La fonction de conservateur s’accompagne de son lot de difficultés et d’obstacles à surmonter. Chaque œuvre que la Fondation Beyeler est chargée de conserver est unique. À ce titre, toutes présentent des problématiques de rangement, d’exposition, de manutention et de création qui leur sont propres. Une approche réactive est requise afin de rendre justice à l’œuvre et à l’artiste. Comme l’explique Markus Gross, « le plus grand défi est de ne jamais oublier l’intention de l’artiste et de préserver cette intention pour le public actuel et futur. Cela nécessite une démarche à plusieurs facettes de conservation, préservation, documentation et contrôle permanent ». Récemment, la Fondation Beyeler a travaillé sur des œuvres réalisées dans de multiples matériaux par différents artistes, tels qu’Henri Rousseau, Pablo Picasso, Henri Matisse, Andy Warhol et Philippe Parreno, et fait appel à un large éventail de techniques et d’approches qui ont montré leur efficacité.
Si certaines méthodes de conservation sont restées inchangées au fil des années, quantité de découvertes technologiques, notamment des analyses détaillées, des procédés d’imagerie multispectrale ou des méthodes de microscopie avancées, ont permis à la profession de faire des progrès considérables. « Les technologies et techniques ont évolué », poursuit Markus Gross, « et nous avons ici à la Fondation Beyeler la grande chance de pouvoir examiner ces œuvres minutieusement et en profondeur. Cela nous permet d’identifier les problématiques individuelles que nous devons traiter pour une conservation réussie ».

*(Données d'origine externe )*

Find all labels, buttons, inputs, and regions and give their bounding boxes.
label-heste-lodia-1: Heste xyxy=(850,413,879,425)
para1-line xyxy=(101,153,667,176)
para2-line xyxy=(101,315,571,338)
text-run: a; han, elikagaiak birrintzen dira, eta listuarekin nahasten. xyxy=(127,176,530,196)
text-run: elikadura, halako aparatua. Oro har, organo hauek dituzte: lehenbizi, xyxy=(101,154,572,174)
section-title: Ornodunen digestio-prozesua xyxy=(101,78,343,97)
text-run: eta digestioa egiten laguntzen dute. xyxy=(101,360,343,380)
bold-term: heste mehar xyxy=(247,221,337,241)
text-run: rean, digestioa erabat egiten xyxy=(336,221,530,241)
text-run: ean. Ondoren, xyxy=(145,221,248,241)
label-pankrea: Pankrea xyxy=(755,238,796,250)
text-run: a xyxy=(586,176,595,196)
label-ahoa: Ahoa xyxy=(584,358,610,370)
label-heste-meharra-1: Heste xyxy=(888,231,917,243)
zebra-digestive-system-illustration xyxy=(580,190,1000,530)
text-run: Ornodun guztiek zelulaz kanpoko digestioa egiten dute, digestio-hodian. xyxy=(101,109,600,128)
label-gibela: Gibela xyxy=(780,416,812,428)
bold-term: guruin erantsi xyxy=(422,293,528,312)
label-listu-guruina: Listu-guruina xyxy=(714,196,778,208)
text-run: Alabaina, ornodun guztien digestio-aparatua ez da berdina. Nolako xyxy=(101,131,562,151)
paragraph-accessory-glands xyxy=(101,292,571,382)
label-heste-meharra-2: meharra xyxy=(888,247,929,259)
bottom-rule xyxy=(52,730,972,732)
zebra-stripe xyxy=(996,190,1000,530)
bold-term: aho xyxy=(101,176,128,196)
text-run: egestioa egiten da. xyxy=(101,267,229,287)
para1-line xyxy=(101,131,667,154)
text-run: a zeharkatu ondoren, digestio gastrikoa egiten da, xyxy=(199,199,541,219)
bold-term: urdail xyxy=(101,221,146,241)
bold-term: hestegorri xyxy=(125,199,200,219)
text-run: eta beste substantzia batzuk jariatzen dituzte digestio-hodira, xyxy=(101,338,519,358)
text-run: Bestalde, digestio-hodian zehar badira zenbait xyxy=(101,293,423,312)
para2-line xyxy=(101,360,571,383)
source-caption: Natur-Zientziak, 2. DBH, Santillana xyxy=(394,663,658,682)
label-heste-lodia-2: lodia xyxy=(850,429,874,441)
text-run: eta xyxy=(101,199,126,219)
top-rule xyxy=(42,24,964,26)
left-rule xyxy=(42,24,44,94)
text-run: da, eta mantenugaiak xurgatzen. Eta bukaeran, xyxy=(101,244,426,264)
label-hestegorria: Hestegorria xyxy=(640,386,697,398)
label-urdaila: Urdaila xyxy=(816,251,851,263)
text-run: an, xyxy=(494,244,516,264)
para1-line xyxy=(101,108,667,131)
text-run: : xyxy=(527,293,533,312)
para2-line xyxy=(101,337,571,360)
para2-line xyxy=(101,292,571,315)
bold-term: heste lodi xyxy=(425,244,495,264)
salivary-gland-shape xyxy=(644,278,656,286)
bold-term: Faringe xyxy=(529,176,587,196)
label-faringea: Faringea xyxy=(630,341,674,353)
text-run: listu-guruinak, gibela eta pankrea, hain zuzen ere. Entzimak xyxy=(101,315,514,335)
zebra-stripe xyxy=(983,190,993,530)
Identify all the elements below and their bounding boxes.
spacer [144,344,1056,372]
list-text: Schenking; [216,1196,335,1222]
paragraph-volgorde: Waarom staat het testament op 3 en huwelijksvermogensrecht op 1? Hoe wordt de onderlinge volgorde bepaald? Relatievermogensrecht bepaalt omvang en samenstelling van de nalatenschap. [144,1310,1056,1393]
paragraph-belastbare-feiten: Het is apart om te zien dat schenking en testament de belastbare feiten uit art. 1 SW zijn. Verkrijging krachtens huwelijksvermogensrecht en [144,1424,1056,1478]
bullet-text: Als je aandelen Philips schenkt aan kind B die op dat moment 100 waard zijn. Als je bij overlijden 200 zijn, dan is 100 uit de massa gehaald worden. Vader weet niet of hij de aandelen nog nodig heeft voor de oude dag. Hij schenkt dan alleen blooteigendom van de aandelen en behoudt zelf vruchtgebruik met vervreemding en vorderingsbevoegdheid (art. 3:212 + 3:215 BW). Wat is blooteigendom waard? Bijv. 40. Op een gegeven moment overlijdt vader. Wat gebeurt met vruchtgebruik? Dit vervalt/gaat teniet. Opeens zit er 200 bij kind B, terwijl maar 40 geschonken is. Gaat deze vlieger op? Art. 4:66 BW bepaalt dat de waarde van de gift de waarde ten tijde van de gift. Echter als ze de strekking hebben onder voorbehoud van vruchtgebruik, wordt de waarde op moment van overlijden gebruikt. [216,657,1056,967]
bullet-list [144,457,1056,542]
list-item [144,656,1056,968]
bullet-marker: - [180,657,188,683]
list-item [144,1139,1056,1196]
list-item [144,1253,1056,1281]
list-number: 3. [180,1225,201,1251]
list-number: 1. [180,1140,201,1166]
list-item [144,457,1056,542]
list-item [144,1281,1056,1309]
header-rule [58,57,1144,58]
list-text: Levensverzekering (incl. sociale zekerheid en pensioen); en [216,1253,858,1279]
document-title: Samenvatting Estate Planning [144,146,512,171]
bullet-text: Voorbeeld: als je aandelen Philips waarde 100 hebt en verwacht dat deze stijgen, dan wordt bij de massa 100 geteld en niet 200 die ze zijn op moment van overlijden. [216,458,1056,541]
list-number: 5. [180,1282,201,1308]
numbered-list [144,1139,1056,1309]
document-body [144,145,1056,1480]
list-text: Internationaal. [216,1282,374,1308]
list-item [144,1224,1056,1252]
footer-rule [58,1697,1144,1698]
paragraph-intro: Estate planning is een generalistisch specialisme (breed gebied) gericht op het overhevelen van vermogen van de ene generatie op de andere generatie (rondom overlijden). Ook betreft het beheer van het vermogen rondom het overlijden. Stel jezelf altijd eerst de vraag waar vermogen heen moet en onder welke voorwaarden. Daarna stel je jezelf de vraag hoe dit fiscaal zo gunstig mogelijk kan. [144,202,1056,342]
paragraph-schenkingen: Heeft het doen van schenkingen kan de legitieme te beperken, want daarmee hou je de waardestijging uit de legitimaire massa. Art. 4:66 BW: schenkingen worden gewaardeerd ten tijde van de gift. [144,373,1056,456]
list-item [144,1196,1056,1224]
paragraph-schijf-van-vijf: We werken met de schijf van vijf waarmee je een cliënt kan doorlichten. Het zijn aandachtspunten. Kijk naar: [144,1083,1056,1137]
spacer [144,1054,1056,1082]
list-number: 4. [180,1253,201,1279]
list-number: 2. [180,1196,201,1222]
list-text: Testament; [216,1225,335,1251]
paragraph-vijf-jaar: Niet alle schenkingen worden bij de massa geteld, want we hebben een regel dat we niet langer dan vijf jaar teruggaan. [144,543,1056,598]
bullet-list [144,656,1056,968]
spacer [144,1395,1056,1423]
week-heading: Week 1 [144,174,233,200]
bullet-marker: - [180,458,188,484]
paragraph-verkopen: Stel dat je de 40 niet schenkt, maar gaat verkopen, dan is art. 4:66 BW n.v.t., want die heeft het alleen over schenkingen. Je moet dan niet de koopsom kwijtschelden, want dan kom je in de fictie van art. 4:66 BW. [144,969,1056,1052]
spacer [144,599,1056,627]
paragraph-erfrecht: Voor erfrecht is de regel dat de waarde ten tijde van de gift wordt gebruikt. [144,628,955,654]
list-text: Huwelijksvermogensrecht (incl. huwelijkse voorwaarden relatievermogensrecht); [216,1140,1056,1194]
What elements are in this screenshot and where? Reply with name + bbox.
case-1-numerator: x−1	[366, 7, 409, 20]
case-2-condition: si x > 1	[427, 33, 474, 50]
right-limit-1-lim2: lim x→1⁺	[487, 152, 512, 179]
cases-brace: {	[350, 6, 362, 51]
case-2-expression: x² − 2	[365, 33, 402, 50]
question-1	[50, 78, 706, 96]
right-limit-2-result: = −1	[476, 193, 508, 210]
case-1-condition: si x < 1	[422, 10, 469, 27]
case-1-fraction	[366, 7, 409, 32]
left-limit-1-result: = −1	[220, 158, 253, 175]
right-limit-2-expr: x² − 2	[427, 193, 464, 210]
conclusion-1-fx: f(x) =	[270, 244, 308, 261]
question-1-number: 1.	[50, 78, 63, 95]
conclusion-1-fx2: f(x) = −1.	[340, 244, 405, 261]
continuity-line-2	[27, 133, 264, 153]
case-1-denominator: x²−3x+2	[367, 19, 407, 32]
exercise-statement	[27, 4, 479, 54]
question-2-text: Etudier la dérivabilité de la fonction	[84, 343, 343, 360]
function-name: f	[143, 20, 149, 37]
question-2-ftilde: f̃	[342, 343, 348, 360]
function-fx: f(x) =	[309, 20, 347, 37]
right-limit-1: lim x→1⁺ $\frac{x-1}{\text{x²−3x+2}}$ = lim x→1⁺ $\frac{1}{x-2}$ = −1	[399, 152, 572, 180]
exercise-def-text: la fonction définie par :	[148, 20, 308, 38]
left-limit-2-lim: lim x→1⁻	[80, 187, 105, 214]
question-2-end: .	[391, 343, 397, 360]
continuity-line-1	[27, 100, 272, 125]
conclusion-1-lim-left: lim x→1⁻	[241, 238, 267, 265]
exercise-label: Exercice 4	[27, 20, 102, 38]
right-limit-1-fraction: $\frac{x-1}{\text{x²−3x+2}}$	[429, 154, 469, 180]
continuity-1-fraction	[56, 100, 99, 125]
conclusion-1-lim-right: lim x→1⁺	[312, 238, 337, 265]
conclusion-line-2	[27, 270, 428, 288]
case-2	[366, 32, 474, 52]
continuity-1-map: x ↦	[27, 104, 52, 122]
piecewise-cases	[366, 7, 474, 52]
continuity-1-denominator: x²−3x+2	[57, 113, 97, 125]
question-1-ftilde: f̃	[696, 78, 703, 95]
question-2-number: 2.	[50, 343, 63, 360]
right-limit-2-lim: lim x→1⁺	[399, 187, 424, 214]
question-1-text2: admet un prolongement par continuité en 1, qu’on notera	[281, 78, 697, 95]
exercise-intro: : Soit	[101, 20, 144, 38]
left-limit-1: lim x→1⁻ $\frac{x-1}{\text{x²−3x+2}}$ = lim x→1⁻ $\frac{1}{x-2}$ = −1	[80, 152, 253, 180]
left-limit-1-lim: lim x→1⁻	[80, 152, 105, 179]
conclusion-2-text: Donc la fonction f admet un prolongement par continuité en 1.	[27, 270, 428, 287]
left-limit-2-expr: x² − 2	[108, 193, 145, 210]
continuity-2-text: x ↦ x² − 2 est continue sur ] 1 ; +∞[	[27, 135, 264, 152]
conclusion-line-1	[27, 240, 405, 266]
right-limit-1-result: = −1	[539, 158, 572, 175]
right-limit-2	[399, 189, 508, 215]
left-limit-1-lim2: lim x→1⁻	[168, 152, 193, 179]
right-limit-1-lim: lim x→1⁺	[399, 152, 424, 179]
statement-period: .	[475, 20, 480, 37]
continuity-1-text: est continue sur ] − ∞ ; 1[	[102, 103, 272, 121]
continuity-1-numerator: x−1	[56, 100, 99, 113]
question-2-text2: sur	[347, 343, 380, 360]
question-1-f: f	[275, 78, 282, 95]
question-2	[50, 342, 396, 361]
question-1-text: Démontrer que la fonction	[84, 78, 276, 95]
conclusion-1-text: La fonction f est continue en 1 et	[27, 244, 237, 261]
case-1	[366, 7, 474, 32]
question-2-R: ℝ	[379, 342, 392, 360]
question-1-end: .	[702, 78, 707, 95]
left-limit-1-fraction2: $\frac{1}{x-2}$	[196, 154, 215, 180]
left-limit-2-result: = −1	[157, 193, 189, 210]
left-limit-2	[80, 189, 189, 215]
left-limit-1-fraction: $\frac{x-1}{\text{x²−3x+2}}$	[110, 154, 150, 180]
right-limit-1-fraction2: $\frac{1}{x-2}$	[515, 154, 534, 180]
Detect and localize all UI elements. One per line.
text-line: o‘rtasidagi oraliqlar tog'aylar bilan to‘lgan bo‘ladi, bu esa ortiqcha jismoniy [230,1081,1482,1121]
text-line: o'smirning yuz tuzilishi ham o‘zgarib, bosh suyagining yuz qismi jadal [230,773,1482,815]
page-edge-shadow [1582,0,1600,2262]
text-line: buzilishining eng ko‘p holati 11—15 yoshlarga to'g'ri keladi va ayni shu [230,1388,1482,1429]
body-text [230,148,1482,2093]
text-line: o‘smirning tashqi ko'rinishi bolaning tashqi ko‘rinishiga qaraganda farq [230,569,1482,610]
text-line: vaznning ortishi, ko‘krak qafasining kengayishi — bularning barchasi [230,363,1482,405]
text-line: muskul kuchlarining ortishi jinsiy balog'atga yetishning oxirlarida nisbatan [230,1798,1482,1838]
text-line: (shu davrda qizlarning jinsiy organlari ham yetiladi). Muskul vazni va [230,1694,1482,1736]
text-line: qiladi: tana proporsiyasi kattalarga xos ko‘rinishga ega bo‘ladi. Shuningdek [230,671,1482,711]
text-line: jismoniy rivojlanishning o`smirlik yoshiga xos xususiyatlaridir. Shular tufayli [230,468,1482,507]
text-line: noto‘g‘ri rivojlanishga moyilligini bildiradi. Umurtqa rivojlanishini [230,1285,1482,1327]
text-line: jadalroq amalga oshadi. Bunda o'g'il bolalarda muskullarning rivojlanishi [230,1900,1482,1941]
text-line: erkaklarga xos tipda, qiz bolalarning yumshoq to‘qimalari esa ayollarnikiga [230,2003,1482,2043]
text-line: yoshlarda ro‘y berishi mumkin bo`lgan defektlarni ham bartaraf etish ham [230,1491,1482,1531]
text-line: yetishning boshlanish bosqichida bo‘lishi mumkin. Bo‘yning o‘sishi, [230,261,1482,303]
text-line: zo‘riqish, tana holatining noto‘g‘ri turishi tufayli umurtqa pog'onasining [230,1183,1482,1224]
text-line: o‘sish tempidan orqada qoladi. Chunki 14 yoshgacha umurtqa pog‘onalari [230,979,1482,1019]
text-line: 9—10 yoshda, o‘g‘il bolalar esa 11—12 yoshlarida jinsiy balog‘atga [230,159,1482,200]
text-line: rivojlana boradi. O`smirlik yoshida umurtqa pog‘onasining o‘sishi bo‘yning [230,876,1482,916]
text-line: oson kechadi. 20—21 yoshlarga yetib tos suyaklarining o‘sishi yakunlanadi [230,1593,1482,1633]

C’est cette ingéniosité et cette approche individualisée de chaque œuvre, aussi unique que la vision de l’artiste, qui a forgé la réputation d’excellence du service de conservation de la Fondation Beyeler dans le monde entier. En affûtant les compétences et techniques qui assurent la préservation de ces trésors artistiques pour les générations à venir, Markus Gross et son équipe ne se contentent pas de restaurer ces œuvres d’art. Ils freinent la marche du temps.